Conducir

Todo lo que debes saber si tienes alergia y conduces

No tratar los síntomas o hacerlo con fármacos inadecuados incrementa en un 30% la posibilidad de sufrir un accidente.

Primavera

La primavera es una época especialmente crítica para los conductores con alergia.

La primavera es la estación del año en la que más se incrementan los casos de alergia: en España ocho millones de personas padecen esta enfermedad. El polen de las plantas, especialmente el de las gramíneas, resulta altamente nocivo, provocando picor nasal y de ojos, estornudos, tos seca, congestión y lagrimeo. Estas incómodas manifestaciones pueden limitar algunas de nuestras actividades cotidianas entre ellas, conducir un vehículo.

Para hacerse una idea de lo que pueden afectar los síntomas de la alergia en la conducción, un par de datos: un solo estornudo provoca que se recorran 125 metros sin control con el coche circulando a 90 km/h; y varios estornudos seguidos, si la velocidad es de 100 km/h, hacen que la distancia llegue hasta los 140 metros.

Además, la Dirección General de Tráfico informa de que el 50% de las personas que padecen alergia sufren alteraciones del sueño y el 40% de los que tienen rinitis alérgica presentan somnolencia diurna: cansancio, sentarse tras un volante y recorrer unos cuantos kilómetros con el coche no suele ser una buena combinación.

¿Qué medicamentos se pueden tomar?

Tratar la alergia para paliar los síntomas es fundamental para conducir con seguridad. Colirios, antihistamínicos, analgésicos o anticatarrales son medicamentos que resultan muy efectivos. Sin embargo, muchos de ellos tienen efectos secundarios que interfieren en la conducción. Por ejemplo, los antihistamínicos pueden provocar somnolencia, alterar la capacidad de reacción reduciéndola o provocar visión borrosa. Por ello, antes de iniciar cualquier tratamiento hay que acudir al médico para que nos recete el más adecuado; en ningún caso hay que acudir a la farmacia para automedicarse.

Identificar los medicamentos que afectan a la capacidad de conducir o manejar maquinaria es sencillo, ya que incluyen un pictograma en la caja: una señal triangular de advertencia con un coche dentro que advierte de la necesidad de leer el prospecto antes de consumirlos.

Además, para conocer con más detalle los fármacos que pueden tener un impacto significativo en la conducción, la Agencia Española de Medicamentos y Productos Sanitarios (AEMPS) ha elaborado un completo listado.
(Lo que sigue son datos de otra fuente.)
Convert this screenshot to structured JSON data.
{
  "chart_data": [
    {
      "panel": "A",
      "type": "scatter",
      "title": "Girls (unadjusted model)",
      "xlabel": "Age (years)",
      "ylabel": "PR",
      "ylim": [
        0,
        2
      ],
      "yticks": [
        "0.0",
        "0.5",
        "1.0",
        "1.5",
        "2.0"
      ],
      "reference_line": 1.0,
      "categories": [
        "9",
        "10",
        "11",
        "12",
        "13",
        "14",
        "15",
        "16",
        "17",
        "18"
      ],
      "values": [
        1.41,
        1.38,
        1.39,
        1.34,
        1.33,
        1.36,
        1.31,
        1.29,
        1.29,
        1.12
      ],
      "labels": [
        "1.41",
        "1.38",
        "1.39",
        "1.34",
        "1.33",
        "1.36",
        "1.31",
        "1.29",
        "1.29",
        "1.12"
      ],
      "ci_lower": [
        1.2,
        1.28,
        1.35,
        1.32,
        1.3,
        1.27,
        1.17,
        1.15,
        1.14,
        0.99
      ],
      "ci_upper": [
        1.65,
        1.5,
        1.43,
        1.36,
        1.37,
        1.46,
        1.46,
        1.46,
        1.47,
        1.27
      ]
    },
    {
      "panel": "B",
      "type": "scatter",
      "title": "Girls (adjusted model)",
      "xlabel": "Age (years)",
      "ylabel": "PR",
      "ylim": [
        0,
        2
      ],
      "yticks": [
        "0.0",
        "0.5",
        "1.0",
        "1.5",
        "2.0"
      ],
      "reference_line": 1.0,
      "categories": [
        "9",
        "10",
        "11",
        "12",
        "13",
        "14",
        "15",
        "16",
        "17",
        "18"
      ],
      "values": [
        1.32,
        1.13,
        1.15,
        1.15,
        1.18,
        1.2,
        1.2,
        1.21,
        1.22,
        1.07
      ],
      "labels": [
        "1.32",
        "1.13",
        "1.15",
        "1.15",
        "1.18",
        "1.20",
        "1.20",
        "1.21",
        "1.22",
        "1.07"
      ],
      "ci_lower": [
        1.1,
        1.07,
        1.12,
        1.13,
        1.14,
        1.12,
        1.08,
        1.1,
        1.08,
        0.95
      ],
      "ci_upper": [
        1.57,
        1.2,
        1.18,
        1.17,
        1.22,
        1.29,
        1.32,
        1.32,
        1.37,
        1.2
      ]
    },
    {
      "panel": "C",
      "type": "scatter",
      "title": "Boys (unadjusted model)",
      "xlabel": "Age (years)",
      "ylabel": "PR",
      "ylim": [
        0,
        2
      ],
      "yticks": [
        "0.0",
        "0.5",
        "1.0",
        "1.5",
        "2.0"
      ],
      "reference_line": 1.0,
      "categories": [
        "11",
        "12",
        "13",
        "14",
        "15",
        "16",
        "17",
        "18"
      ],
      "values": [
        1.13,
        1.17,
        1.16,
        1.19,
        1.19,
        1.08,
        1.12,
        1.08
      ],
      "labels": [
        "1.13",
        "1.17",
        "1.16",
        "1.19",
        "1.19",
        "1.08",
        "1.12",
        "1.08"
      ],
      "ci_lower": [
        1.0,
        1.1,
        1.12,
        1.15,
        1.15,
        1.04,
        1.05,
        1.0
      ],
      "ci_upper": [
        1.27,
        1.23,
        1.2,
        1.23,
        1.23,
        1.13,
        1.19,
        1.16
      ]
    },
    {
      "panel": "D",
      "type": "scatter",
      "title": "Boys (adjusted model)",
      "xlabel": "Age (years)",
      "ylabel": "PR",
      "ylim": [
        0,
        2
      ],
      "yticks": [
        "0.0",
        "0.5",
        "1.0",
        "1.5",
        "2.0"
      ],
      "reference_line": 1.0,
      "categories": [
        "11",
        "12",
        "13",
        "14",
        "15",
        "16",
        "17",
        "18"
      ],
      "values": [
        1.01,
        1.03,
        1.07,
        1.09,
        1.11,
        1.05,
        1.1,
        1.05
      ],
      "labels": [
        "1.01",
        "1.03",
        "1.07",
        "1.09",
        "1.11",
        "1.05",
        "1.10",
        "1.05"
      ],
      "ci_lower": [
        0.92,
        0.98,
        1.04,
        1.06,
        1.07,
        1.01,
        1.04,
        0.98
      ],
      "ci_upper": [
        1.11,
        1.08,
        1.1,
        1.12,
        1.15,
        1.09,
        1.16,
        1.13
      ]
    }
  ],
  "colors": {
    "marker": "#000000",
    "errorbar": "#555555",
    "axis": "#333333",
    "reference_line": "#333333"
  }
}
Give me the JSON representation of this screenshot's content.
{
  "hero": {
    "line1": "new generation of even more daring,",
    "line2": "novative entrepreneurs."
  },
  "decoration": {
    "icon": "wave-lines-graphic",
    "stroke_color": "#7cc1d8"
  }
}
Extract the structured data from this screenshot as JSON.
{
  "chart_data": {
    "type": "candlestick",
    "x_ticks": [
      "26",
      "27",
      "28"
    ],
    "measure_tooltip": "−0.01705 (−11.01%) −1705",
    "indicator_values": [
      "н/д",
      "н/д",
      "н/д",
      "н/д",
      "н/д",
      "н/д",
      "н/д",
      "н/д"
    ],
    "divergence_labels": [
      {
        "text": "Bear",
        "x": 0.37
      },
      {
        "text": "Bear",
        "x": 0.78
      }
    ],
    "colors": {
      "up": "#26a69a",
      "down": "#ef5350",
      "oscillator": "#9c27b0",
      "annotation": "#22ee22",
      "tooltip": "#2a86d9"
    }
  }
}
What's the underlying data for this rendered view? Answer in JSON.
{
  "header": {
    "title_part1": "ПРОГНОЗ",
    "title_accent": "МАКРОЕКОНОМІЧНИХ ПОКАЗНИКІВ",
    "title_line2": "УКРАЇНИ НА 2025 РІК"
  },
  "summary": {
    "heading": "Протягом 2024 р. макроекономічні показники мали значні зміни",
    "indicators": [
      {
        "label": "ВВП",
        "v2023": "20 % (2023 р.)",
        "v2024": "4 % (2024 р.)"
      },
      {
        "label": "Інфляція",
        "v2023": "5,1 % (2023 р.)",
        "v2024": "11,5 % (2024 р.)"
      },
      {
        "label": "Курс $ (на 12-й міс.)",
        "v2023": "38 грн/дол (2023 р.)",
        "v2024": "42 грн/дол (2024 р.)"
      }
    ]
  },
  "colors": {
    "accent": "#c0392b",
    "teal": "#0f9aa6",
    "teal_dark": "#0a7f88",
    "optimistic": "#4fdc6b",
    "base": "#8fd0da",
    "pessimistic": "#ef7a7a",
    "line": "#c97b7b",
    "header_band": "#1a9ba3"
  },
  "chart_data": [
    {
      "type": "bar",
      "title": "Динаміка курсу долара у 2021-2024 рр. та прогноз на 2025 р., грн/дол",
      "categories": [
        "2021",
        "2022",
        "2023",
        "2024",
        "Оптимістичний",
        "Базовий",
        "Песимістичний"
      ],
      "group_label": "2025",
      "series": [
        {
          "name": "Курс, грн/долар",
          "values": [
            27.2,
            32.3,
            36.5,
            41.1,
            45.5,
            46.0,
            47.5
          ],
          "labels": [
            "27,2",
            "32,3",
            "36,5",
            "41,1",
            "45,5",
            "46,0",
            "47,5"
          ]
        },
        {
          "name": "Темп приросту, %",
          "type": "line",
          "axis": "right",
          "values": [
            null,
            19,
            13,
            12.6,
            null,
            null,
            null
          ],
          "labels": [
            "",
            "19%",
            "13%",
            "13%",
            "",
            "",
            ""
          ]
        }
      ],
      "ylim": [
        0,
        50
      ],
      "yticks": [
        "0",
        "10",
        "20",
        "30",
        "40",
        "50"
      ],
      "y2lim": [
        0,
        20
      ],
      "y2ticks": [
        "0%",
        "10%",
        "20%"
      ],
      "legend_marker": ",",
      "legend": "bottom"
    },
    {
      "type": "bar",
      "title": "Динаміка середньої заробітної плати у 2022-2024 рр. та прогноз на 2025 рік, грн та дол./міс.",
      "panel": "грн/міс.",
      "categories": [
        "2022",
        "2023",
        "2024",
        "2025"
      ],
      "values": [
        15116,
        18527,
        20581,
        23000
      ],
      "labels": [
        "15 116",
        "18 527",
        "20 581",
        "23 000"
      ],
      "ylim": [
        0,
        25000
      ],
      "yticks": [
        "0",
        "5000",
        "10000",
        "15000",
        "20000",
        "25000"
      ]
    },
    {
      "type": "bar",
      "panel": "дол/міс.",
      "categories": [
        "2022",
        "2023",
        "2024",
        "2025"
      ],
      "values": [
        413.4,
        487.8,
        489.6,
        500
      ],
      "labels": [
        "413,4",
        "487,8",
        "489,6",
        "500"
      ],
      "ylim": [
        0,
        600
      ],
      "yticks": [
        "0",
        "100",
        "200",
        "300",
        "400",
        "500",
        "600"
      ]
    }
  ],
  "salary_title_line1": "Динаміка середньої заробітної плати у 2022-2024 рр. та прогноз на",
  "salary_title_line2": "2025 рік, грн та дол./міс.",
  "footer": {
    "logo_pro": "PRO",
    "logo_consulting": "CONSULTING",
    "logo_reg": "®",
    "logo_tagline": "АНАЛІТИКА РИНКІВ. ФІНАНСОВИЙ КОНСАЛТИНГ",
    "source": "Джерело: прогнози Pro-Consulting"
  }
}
De manera resumida los fármacos se catalogan en cuatro grupos: aquellos que no afectan a la conducción (Categoría 0), los que tienen una influencia leve (Categoría 1), los de influencia moderada (Categoría 2) y los que influencia muy marcada (Categoría 3).

En general, y volviendo a los antihistamínicos (que son los más recetados para combatir la alergia), los que utilizan como principio activo bilastina, ebastina, desloratadina, loratadina y terfenadina no producen efectos sobre la conducción.

Diez consejos para seguir conduciendo

  • Aunque ya te hayan diagnosticado con anterioridad la alergia, acude anualmente a revisión con tu médico como paso previo a comenzar cualquier tratamiento.
  • Si vas a realizar un viaje largo, inicia el tratamiento prescrito unos días antes ya que los posibles efectos secundarios se minimizan a medida que el organismo se acostumbra al medicamento.
  • Cambia los filtros de aire del coche con regularidad: aunque lo recomendado es cada 15.000 kilómetros o al año, si eres alérgico acorta estos periodos. Además, si es posible, escoge un filtro HEPA: son especiales para el polen ya que atrapan el 99,97% de las partículas con un tamaño superior a 0, 3 micras.
  • Evita abrir las ventanillas del coche para impedir que el polen entre en el habitáculo.
  • No ventiles el coche tomando el aire del exterior: elige la función de recirculación de aire, incluso cuando conectes el aire acondicionado.
  • Limpia con frecuencia el interior del vehículo para impedir que se acumule polvo sobre las superficies. No olvides aspirar la tapicería.
  • No lleves animales en el habitáculo.
  • Si tienes que recorrer muchos kilómetros, evita conducir al atardecer y el amanecer: son los momentos en los que se registra una mayor concentración de polen en el ambiente.
  • Planifica la ruta con antelación y elude los lugares donde se prevea una mayor concentración de polen. Puedes consultar la web de la Sociedad Española de Alergología e Inmunología Clínica (SEAIC) para saber qué tipo de pólenes están más activos y dónde se localizan.
  • No asumas riesgos innecesarios: si notas que los síntomas de la alergia te impiden conducir con seguridad, no utilices el coche.